Foreground, from left: Billy Cogran, Florence Shay, Art Shay, at Stephen Daiter Gallery opening reception. Photo by Richard Shay.
The University of Wisconsin in Madison has scheduled Art Shay for an artist talk on Wednesday, May 2. Shay will recap highlights of his seven decades as a photographer, shooting those in the hot spotlight and others in the cold shadows.
The visiting artist talk is at 4:30 p.m. in the Chazen Museum of Art in Madison.
From the Art Shay bio on the Art Department's website:
In 2007, Shay had his first major retrospective of his black and white photographs which ran for six months at the Chicago History Museum: "The Essential Art Shay: Selected Photographs." In 2008, Shay had a solo show “Traces of a bygone America” in Paris at Gallerie Albert Loeb. Also in 2008, The Museum of Contemporary Art - Chicago held an exhibit of photographs titled “Art Shay: Chicago Accent” which included pieces from between 1949 and 1968 of Shay's work while working with Algren of Chicago's "underclass."
Since the opening in 1976 of Northbrook Court Mall in Northbrook, Illinois, Shay has been chronicling life at the mall. Shay is also working on a project on the life of Smashing Pumpkin's Billy Corgan.

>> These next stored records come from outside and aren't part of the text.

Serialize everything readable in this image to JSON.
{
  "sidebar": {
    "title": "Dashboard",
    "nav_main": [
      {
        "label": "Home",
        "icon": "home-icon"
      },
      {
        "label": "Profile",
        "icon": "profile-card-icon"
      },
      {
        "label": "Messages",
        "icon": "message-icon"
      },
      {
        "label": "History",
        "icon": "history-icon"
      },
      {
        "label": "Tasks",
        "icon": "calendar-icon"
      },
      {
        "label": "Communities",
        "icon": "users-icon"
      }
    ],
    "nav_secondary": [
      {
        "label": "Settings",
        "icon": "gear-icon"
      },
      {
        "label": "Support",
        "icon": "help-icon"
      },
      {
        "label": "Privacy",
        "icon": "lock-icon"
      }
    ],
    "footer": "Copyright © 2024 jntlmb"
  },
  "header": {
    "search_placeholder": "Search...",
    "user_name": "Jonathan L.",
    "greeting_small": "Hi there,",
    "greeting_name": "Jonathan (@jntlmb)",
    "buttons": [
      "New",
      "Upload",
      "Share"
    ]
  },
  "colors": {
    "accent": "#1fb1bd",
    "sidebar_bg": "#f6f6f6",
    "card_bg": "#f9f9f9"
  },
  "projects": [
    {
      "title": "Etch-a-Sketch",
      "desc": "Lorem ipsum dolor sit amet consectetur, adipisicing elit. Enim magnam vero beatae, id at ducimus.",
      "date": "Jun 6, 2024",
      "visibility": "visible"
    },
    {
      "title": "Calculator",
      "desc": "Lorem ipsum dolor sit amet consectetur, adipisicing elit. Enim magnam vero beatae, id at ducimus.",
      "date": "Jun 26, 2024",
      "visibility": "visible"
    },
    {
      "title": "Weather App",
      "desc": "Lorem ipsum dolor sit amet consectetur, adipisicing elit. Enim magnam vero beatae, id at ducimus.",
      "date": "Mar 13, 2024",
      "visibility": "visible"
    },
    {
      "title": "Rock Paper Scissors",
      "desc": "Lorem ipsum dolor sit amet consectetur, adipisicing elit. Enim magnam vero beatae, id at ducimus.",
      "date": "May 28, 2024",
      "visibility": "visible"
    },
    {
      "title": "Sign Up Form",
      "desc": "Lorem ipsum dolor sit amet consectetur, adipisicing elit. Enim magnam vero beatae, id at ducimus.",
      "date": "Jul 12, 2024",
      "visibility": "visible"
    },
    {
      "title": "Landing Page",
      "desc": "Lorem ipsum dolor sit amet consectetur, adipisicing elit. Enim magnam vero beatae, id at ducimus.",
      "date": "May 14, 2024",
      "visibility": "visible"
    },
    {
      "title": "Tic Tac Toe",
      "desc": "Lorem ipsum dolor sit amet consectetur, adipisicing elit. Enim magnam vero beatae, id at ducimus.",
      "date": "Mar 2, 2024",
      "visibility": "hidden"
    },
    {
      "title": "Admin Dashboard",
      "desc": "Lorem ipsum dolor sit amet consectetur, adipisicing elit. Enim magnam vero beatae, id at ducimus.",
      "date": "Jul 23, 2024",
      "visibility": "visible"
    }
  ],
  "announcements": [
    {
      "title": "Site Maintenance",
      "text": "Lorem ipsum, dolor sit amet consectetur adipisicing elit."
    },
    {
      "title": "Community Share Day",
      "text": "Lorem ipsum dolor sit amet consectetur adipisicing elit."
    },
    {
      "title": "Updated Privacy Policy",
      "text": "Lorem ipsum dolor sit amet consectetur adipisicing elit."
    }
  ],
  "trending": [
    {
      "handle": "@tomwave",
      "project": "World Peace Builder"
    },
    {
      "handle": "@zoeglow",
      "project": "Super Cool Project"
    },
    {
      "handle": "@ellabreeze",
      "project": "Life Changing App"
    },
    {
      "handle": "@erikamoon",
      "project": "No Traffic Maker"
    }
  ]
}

Since the end of 2010, Shay has been writing a weekly photography blog "From the Vault of Art Shay" on Chicagoist.com.
In 2010, Chicago's Thomas Master's Gallery featured Shay's first show of exclusively his color photography "Art Shay: True Colors." The Chicago Tribune named this show as one of the best 2010 Chicago gallery shows.
A showing of Shay's black-and-white work at the Stephen Daiter gallery is on view through Feb. 25. Bill Zwecker reports in the final lines of his Sun-Times column that starts with the latest Kardashian news that sales from the gallery started quickly:
Rocker Billy Corgan was among the first to snap up a precious early Art Shay photograph — “Dorsal Nude, Simone de Beauvoir” — at the recent Daiter Gallery opening of the latest Shay exhibition.
A Deerfield review report on the Art Shay exhibit, with photos by Richard Shay of the reception, includes Shay's account of how he took that photo:
But one of his favorite on-the-job memories was photographing Simone de Beauvoir, a French existentialist philosopher and feminist, when she visited Chicago to be with noted American author Nelson Ahlgren.
“Nelson was living in a $10-a-month apartment on Wabansia and asked if I could borrow a bath tub for Simone to use, because she wanted to bathe,” Shay said.
Anyone who wants more of that story will have the opportunity in May, in Madison.